Paradigms are good when we're sitting on top of the hill we want to be on. However, they are serious obstacles when trying to get to the top of the hill.

Friday, October 09, 2009

Social Media is a Red Bike

Just what is social media?

To me it is a red bike, like my new cruiser.

The term isn't social-media or socialmedia; each would refer to mean a single concept. But rather, it is an adjective describing a noun.

Social media is a special type of media, just as my cruiser is a specific type of bike. As such we should look at the two terms distinctly as David Cushman described earlier in a post: Social + Media = Change. What does each mean? What does the combination mean?
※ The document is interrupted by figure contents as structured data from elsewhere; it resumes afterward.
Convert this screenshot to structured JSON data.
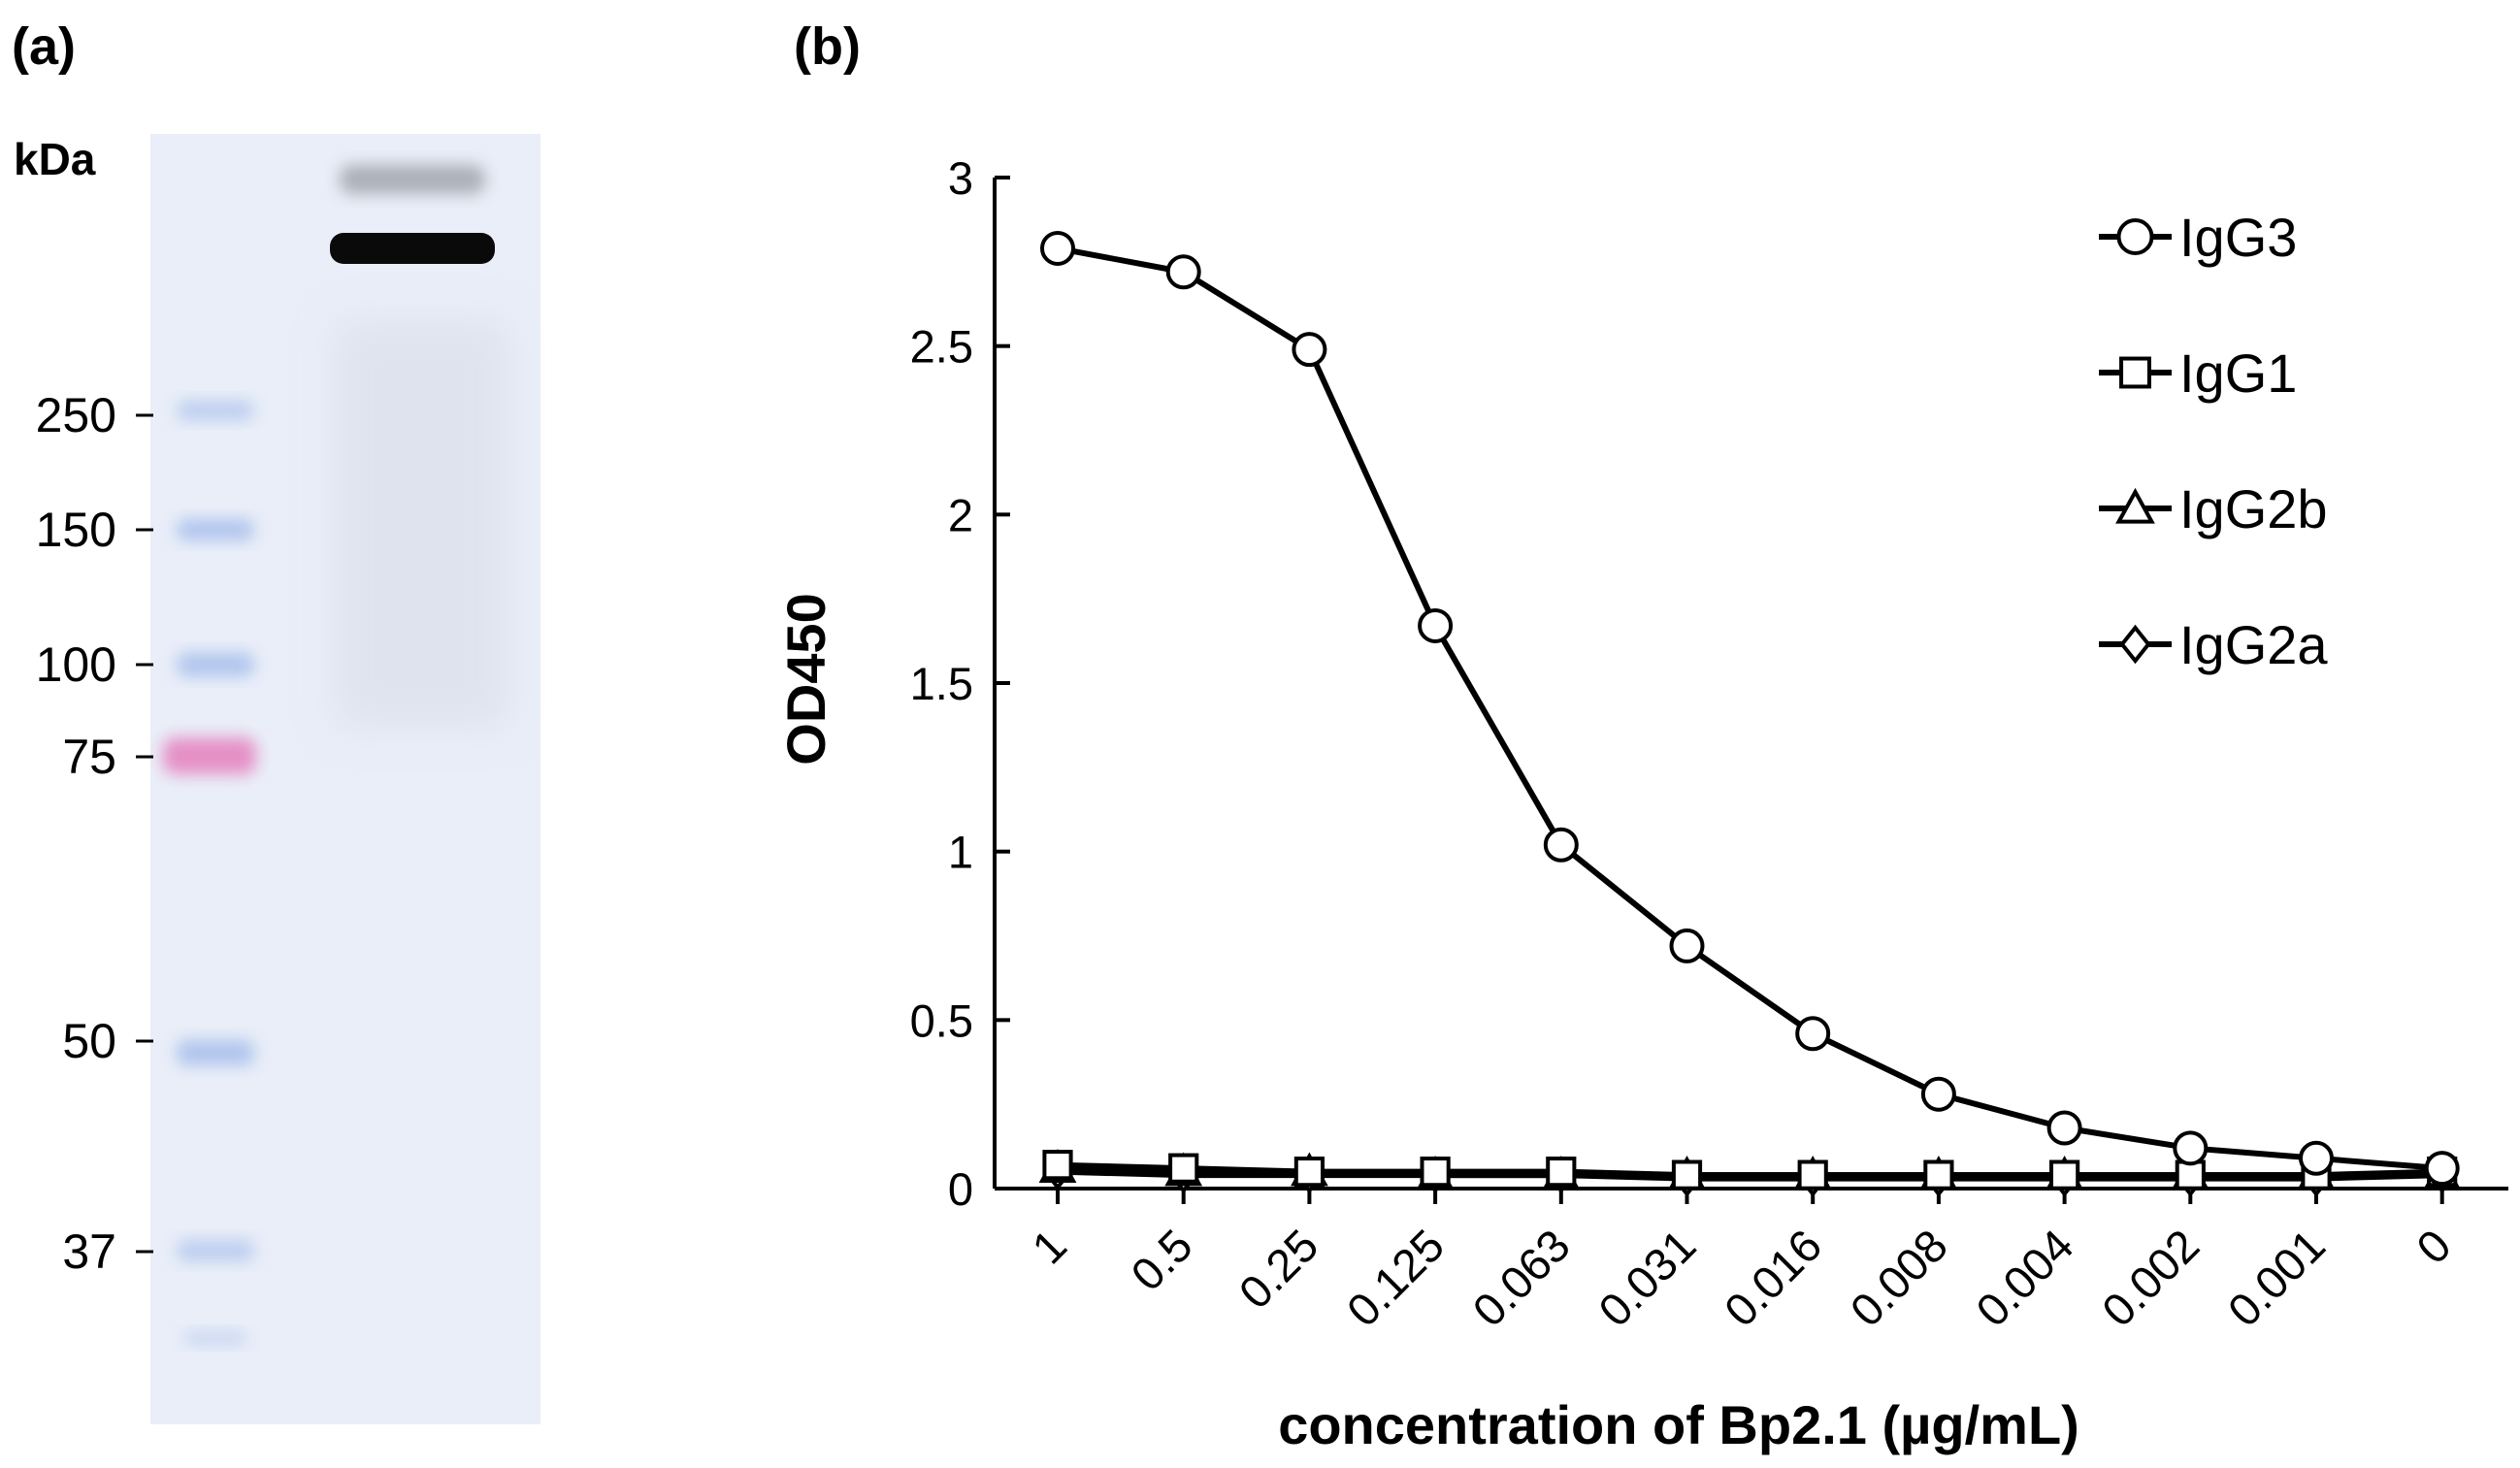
{
  "panel_a": {
    "label": "(a)",
    "unit_label": "kDa",
    "markers": [
      "250",
      "150",
      "100",
      "75",
      "50",
      "37"
    ],
    "marker_kda": [
      250,
      150,
      100,
      75,
      50,
      37
    ],
    "colors": {
      "membrane": "#e9eef8",
      "ladder_blue": "#a9c0ec",
      "ladder_pink": "#e58bc4",
      "band": "#0a0a0a"
    }
  },
  "panel_b": {
    "label": "(b)"
  },
  "chart_data": {
    "type": "line",
    "title": "",
    "xlabel": "concentration of Bp2.1 (µg/mL)",
    "ylabel": "OD450",
    "categories": [
      "1",
      "0.5",
      "0.25",
      "0.125",
      "0.063",
      "0.031",
      "0.016",
      "0.008",
      "0.004",
      "0.002",
      "0.001",
      "0"
    ],
    "ylim": [
      0,
      3
    ],
    "yticks": [
      "0",
      "0.5",
      "1",
      "1.5",
      "2",
      "2.5",
      "3"
    ],
    "ytick_values": [
      0,
      0.5,
      1,
      1.5,
      2,
      2.5,
      3
    ],
    "legend_position": "top-right",
    "series": [
      {
        "name": "IgG3",
        "marker": "circle",
        "values": [
          2.79,
          2.72,
          2.49,
          1.67,
          1.02,
          0.72,
          0.46,
          0.28,
          0.18,
          0.12,
          0.09,
          0.06
        ]
      },
      {
        "name": "IgG1",
        "marker": "square",
        "values": [
          0.07,
          0.06,
          0.05,
          0.05,
          0.05,
          0.04,
          0.04,
          0.04,
          0.04,
          0.04,
          0.04,
          0.05
        ]
      },
      {
        "name": "IgG2b",
        "marker": "triangle",
        "values": [
          0.06,
          0.05,
          0.05,
          0.04,
          0.04,
          0.04,
          0.04,
          0.04,
          0.04,
          0.04,
          0.04,
          0.04
        ]
      },
      {
        "name": "IgG2a",
        "marker": "diamond",
        "values": [
          0.05,
          0.04,
          0.04,
          0.04,
          0.04,
          0.03,
          0.03,
          0.03,
          0.03,
          0.03,
          0.03,
          0.04
        ]
      }
    ]
  }
}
Media, like bike, is a broad term covering a wide range of types. What is common is that all bikes and media do the same thing - they are vehicles for carrying something. Bikes carry people; media carry messages. It's only when we throw an adjective in front of bike or media do things get really interesting. This is when segments, skills, and best practices emerge.

I don't ride my road bike the same way or for the same reason as the red bike. The road bike is used for long, solo rides - think of mileage or speed as media tonnage or reach. The red bike is for the neighborhood where meet and greet is the objective - it's a conversation starter; it's social. The purpose, and thus tools, are very different.

So putting the concepts together:
  • Social Media: utilizing human interactions to convey a message
This requires a new way of doing business. If you're marketing is more like a peloton, time trial or gravity racing and you want to communicate then its time to get a red bike.